I have worked on campaigns since the time I was eight when an older brother ran successfully for City Commissioner and three years later when he was elected to the State Senate.
I worked on various county campaigns and in ‘97 ran another brother’s successful campaign for City Commission as well.
That victory was sweet. Although the night before the election while I was putting up last minute yard signs, I broke my finger with a 5 pound sledgehammer.
I spent election day drugged up on painkillers and beer, but…that made the Victory Party much more fun.
As Political Director for SEIU/1199 WV/OH/KY, I helped several candidates run their campaigns for seats in the West Virginia Senate and House of Delegates.
During that time, I also helped author and successfully lobby on behalf of SEIU for a piece of Nursing Home Reform legislation in the West Virginia legislature.
I had a blast down there and partied quite a bit. I’ll never forget drinking moonshine in the Speaker’s office after the legislation passed two minutes before the yearly session was adjourned.
Of course, partying in the bar at the hotel I spent three months in was fun and I would toss a few back and talk to this guy during the session:
That man is a WV Delegate named Brady Paxton, and he always amused me because to me he looked like Kenny “Fucking” Rogers!!
Good Times…Good Times. Politics to me, especially the art and science of running campaigns, has always been a game.
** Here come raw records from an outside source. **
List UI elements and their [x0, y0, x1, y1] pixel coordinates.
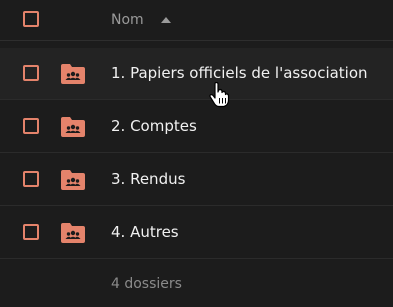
shared-folder-icon	[61, 170, 85, 190]
folder-name[interactable]: 2. Comptes	[111, 116, 197, 136]
folder-name[interactable]: 1. Papiers officiels de l'association	[111, 63, 368, 83]
file-list: Nom 1. Papiers officiels de l'associatio…	[0, 0, 393, 307]
sort-ascending-icon[interactable]	[160, 15, 172, 25]
shared-folder-icon	[61, 223, 85, 243]
row-checkbox[interactable]	[23, 171, 39, 187]
row-checkbox[interactable]	[23, 224, 39, 240]
shared-folder-icon	[61, 64, 85, 84]
folder-name[interactable]: 4. Autres	[111, 222, 179, 242]
name-column-header[interactable]: Nom	[111, 10, 144, 30]
folder-row[interactable]: 1. Papiers officiels de l'association	[0, 48, 393, 100]
folder-row[interactable]: 4. Autres	[0, 207, 393, 259]
shared-folder-icon	[61, 117, 85, 137]
folder-count: 4 dossiers	[111, 276, 182, 292]
row-checkbox[interactable]	[23, 65, 39, 81]
folder-row[interactable]: 2. Comptes	[0, 101, 393, 153]
hand-pointer-cursor-icon	[209, 82, 230, 108]
folder-name[interactable]: 3. Rendus	[111, 169, 185, 189]
row-checkbox[interactable]	[23, 118, 39, 134]
folder-row[interactable]: 3. Rendus	[0, 154, 393, 206]
select-all-checkbox[interactable]	[23, 11, 39, 27]
list-header: Nom	[0, 0, 393, 41]
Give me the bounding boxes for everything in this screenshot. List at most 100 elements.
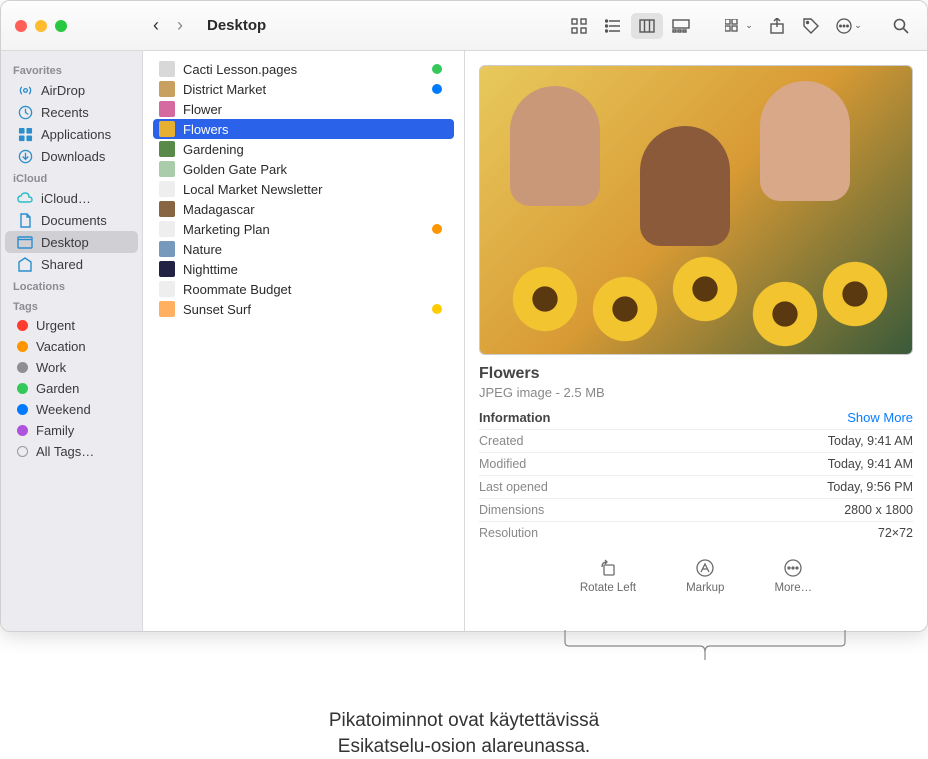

A really cool, fun game.
I guess one of the most interesting things that happened to me during a campaign occurred during the 2000 Presidential Election.
I was working for SEIU and was at our office in Columbus working our phone bank system making GOTV calls into New Mexico on behalf of Al Gore.
At about 10 PM, I and a few others along with our Prez, Dave Regan, headed to the Hyatt for the Ohio Democratic Party election night soiree.
It was fun…for awhile, but I got bored by 1 AM. I thought I would drive to my hotel and sleep while the Florida vote count got straightened out.
On my way to my car, I decided differently.
Since I was supposed to return to Bagwine in the morning, and wasn’t buzzed, I decided to drive back to Bagwine right then.
Of course…I had nowhere to stay when I got back to Bagwine, so I called my new buddy Schmoop and woke her sleeping ass up.
I asked her if I could crash at her place in about 45 minutes. Schmoop groggily said, “Yeah…sure.”
So at about 2:15 AM, I pulled into Bagwine, knocked on her apartment door, and she let me in.
The rest is history, and I have been here ever since. The moral of that story?
Al Gore invented the internets. Al Gore inspired the movie, Love Story. Al Gore won the Nobel Peace Prize.
Al Gore also couldn’t win his own fucking home state in 2000 and played a role in bringing Schmoop and I together.
I Hate Al Gore...and I'm pretty sure Schmoop does too!!
Make sure you vote today, you chuckleheads.